Mais cette participation des enseignants-chercheurs à la construction
d’un potentiel scientifique se fait dans de difficiles conditions.L’accumulation
des tâches administratives et des heures complémentaires, l’insuffisance
des moyens affectés à la recherche en université sont d’évidence
des facteurs d’éviction ou d’exclusion des activités
de recherche pour bon nombre d’enseignants-chercheurs. Cela ne ressort
pas de ces données numériques. Sans doute ne faut-il pas les solliciter
au-delà de ce qu’elles peuvent indiquer, qui est déjà
important.
Car ces éléments statistiques sont ignorés, et de fausses
évidences sont avancées avec la plus grande assurance. Le Pr.
Brézin interpelle le SNESUP lors de l’audience au CIP : «
il y a 15.000 enseignants-chercheurs qui font de la recherche dans les équipes
reconnues… Que font les autres ? ».
La diversité des formes de la recherche
Ces éléments statistiques n’épuisent cependant
pas la diversité des activités de recherche. Nombre de collègues,
notamment en Lettres, Langues, Droit font des recherches actives, publient de
façon individuelle ou en petits groupes de recherche. Toutes les universités
ne reconnaissent pas cette forme de recherche non « labellisée
» et donc non prise en compte dans les statistiques officielles. Caen
reconnaît par son Conseil Scientifique une dizaine de ces « petites
équipes émergentes », Brest en affiche 13, etc.… .
Au total sûrement, à plus de 95 % les enseignants-chercheurs sont
intégrés dans une activité de recherche.
L’examen détaillé par établissement permet de mieux
cerner les processus de détachement ou d’exclusion de la recherche
qui marquent l’activité professionnelle de plusieurs milliers d’enseignants-chercheurs.

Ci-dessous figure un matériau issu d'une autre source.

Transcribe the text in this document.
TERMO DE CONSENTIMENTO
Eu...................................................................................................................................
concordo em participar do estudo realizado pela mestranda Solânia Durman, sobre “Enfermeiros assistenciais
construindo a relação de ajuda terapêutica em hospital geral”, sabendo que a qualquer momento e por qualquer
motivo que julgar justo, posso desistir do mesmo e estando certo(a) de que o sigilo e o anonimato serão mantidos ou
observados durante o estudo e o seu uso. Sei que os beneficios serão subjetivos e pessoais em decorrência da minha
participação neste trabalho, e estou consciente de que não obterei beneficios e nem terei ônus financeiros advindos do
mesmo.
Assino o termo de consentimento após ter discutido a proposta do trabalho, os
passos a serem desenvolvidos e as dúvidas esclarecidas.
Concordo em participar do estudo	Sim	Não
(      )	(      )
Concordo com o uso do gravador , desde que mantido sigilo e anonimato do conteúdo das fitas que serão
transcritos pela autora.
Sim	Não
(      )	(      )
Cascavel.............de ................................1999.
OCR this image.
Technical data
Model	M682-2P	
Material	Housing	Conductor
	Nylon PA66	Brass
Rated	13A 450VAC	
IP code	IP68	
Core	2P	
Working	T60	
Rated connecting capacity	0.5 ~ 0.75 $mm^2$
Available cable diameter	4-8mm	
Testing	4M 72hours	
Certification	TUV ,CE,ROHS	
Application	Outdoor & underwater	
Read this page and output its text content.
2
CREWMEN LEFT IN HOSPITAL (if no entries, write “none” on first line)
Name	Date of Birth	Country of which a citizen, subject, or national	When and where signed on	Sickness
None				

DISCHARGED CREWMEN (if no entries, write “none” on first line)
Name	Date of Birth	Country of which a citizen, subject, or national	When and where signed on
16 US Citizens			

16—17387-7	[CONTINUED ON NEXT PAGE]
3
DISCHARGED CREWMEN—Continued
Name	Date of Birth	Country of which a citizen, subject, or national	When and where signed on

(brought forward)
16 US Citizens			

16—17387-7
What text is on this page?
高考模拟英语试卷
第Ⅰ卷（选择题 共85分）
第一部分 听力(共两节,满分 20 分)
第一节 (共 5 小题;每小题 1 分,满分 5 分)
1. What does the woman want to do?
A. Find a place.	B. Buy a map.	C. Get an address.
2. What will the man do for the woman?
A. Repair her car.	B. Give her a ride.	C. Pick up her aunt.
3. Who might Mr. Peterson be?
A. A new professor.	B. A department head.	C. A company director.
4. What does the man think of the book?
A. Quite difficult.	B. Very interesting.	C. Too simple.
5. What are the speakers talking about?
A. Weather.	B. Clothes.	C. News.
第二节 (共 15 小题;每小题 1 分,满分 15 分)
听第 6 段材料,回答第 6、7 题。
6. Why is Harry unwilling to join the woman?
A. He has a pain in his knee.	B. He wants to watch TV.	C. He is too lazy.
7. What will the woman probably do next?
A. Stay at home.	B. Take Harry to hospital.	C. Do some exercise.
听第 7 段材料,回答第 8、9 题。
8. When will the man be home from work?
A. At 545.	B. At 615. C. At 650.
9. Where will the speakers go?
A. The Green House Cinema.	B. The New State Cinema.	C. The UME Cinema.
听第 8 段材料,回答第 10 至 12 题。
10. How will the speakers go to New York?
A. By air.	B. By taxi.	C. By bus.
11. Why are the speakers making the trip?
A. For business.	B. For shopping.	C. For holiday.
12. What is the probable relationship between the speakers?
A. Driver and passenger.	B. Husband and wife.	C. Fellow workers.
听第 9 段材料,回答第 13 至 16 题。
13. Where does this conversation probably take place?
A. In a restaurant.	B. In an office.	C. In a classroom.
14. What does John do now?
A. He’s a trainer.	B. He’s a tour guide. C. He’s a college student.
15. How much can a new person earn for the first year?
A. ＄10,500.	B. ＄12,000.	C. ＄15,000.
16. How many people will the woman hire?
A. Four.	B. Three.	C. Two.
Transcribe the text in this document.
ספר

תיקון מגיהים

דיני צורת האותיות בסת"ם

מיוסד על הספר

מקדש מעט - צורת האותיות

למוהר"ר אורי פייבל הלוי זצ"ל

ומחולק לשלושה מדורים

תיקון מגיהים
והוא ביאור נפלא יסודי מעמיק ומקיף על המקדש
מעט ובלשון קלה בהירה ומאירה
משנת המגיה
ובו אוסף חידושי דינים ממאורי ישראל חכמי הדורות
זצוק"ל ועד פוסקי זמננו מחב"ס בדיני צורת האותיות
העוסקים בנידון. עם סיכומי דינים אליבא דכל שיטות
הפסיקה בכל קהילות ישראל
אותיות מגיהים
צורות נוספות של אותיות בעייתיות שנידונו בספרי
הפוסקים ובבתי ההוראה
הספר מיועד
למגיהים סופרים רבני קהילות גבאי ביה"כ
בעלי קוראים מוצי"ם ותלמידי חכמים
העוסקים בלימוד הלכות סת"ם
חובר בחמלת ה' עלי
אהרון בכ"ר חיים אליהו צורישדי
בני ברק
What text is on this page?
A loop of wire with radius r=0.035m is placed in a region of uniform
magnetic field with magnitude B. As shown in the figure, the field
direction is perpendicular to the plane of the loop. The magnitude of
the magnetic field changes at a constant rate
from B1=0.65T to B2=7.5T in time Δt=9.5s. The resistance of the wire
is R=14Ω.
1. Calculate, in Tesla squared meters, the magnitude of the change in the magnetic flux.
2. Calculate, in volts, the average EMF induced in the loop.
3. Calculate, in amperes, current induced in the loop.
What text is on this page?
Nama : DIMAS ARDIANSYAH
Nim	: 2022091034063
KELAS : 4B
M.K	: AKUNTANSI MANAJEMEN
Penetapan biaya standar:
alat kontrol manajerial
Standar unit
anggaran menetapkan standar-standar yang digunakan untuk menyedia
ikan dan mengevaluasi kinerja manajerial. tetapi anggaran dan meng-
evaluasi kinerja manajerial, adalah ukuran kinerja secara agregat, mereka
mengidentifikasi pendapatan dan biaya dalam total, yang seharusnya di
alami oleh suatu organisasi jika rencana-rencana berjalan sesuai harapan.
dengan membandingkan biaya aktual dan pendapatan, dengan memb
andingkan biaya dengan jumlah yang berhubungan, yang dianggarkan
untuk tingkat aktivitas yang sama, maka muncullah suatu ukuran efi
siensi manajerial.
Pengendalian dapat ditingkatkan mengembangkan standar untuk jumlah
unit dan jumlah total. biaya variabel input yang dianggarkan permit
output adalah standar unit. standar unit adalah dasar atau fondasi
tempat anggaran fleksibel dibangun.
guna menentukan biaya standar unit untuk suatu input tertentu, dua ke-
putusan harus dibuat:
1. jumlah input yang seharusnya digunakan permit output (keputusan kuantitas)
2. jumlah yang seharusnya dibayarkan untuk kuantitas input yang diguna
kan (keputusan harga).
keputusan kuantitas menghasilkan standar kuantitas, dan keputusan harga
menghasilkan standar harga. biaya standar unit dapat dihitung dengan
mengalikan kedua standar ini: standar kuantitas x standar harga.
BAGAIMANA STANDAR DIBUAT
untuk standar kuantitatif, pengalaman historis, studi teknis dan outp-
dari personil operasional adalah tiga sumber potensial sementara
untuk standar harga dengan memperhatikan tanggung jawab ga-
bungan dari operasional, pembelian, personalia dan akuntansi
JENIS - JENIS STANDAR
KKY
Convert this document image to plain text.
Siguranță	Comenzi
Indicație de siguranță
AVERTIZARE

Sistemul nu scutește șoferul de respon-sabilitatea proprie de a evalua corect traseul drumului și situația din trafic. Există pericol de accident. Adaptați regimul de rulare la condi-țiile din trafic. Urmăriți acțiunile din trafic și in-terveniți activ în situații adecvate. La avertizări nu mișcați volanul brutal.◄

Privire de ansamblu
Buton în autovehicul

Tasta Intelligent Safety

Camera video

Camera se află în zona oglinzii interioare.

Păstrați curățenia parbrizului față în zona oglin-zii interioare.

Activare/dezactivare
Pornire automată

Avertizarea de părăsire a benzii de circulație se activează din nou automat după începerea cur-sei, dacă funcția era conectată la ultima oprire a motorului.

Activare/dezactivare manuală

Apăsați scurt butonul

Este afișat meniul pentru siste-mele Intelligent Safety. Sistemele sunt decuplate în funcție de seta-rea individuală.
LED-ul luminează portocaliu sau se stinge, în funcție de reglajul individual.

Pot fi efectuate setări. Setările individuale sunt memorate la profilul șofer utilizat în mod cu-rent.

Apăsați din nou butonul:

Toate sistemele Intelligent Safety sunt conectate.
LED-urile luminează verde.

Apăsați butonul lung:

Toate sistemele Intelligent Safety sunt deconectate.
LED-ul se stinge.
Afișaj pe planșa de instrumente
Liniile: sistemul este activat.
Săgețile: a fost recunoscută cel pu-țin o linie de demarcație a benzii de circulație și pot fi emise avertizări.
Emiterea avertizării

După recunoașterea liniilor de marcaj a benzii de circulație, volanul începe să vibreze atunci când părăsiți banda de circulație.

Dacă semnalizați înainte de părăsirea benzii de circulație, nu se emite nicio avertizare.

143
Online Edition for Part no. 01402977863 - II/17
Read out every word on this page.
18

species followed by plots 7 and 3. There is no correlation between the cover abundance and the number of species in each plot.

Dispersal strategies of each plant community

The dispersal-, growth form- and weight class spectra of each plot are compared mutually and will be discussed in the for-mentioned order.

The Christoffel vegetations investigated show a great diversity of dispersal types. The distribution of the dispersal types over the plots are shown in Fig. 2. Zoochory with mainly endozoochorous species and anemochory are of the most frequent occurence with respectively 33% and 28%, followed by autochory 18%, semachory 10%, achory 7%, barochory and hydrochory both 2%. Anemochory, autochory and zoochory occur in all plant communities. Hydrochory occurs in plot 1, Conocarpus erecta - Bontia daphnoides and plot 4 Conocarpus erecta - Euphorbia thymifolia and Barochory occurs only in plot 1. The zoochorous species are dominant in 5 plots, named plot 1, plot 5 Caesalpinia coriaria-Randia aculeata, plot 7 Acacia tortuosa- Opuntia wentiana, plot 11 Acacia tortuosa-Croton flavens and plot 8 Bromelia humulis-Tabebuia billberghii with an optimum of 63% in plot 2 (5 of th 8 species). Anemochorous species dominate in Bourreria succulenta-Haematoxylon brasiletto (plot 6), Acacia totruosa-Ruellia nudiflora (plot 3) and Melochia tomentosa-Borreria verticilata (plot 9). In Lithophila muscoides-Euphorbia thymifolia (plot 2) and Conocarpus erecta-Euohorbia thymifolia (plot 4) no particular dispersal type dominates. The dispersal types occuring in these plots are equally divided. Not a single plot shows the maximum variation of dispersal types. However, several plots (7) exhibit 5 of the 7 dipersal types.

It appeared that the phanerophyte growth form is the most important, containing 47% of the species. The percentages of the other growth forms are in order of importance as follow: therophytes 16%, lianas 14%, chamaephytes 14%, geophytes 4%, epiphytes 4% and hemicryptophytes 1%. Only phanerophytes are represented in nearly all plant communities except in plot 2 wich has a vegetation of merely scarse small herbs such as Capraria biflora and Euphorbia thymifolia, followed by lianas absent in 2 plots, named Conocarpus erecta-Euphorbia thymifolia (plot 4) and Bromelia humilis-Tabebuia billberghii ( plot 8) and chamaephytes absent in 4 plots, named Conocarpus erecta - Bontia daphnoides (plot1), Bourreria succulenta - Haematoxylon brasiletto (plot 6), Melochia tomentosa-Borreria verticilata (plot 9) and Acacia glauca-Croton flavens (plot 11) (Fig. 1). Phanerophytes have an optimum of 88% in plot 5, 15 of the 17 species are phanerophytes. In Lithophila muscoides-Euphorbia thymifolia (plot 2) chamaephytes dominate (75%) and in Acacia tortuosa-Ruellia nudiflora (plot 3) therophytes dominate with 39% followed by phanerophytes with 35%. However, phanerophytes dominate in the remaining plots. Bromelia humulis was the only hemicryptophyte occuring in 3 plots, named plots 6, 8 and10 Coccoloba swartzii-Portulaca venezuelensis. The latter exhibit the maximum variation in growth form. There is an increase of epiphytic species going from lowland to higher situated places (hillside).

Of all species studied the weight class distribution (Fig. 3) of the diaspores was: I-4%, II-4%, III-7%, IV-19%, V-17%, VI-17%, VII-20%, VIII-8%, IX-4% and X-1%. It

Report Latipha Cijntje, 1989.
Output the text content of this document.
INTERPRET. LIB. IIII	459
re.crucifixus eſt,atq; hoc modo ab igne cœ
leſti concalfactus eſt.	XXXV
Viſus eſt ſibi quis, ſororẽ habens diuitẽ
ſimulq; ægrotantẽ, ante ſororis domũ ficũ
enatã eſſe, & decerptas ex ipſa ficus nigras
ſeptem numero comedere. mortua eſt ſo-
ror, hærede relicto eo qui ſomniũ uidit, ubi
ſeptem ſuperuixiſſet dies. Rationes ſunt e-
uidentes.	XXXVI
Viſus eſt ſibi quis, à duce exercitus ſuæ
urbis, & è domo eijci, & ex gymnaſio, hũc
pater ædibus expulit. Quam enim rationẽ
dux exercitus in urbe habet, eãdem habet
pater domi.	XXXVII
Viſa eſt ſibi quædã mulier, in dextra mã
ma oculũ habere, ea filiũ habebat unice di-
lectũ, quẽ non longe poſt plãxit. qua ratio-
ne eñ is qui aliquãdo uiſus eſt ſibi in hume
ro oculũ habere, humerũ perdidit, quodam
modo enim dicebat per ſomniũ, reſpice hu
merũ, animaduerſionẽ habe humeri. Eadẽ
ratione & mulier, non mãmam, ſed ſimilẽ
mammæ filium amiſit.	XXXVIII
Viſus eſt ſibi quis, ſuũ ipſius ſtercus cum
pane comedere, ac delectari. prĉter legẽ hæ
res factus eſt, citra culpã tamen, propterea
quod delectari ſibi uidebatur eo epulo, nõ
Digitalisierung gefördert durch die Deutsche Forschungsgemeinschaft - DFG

Une intégration inégale selon les domaines scientifiques
C’est à Paris 9-Dauphine, qui se veut l’excellence-même,
en gestion et management que l’on rencontre l’un des taux d’intégration
les plus bas (58 % d’enseignants-chercheurs dans les équipes de
recherche), mais des taux faibles caractérisent la plupart des autres
universités en droit-sciences économiques-gestion. Le développement
des activités de conseil, de services aux entreprises, aux personnels
est particulièrement développé dans ce domaine. La loi
Allègre de 1999 a légalisé et stimulé ces activités
souvent individualisées, y compris dans les ressources qu’elles
procurent aux enseignants-chercheurs qui s’y impliquent. Il y a donc quelque
mauvaise foi à s’élever, dans les cercles officiels, contre
des pratiques que l’on a fortement encouragées dans le sens du
libéralisme le plus classique.
Mais tout autant selon l’histoire scientifique de l’établissement
Une deuxième observation de l’intégration partielle des
enseignants-chercheurs dans les équipes de recherche tient à l’histoire
de l’établissement. En effet, dans les universités de création
récente, on observe des taux inférieurs de 20 % à la moyenne
observée (Littoral : 63 %, Bretagne-Sud : 71 %, Versailles-St-Quentin
(58 %). Des universités de taille comparable, mais plus anciennes comme
Chambéry ou Pau ont des taux beaucoup plus élevés. La constitution
d’un tissu de recherche en milieu universitaire n’est pas donc pas
liée directement à la taille, mais à l’histoire scientifique
de l’établissement, de ses équipes de recherche, à
l’accumulation-imbrication des moyens, du potentiel et du patrimoine scientifiques
et culturel dans l’établissement.
L’effet proximité – les grands centres paralysant le développement des universités récentes proches - n’a rien de mécanique. Marne la Vallée, de création récente et tout proche des pôles parisiens a construit un potentiel scientifique, intégrant 93 % de ses enseignants-chercheurs. Inversement, Artois (42 %) n’a pas à ce jour les moyens de ce développement scientifique, et sans doute nombre d’enseignants-chercheurs s’intègrent dans des équipes lilloises, et plus encore dans les équipes parisiennes qui recrutent sur tout le bassin parisien, mais en plus faible proportion qu’il n’est souvent affirmé.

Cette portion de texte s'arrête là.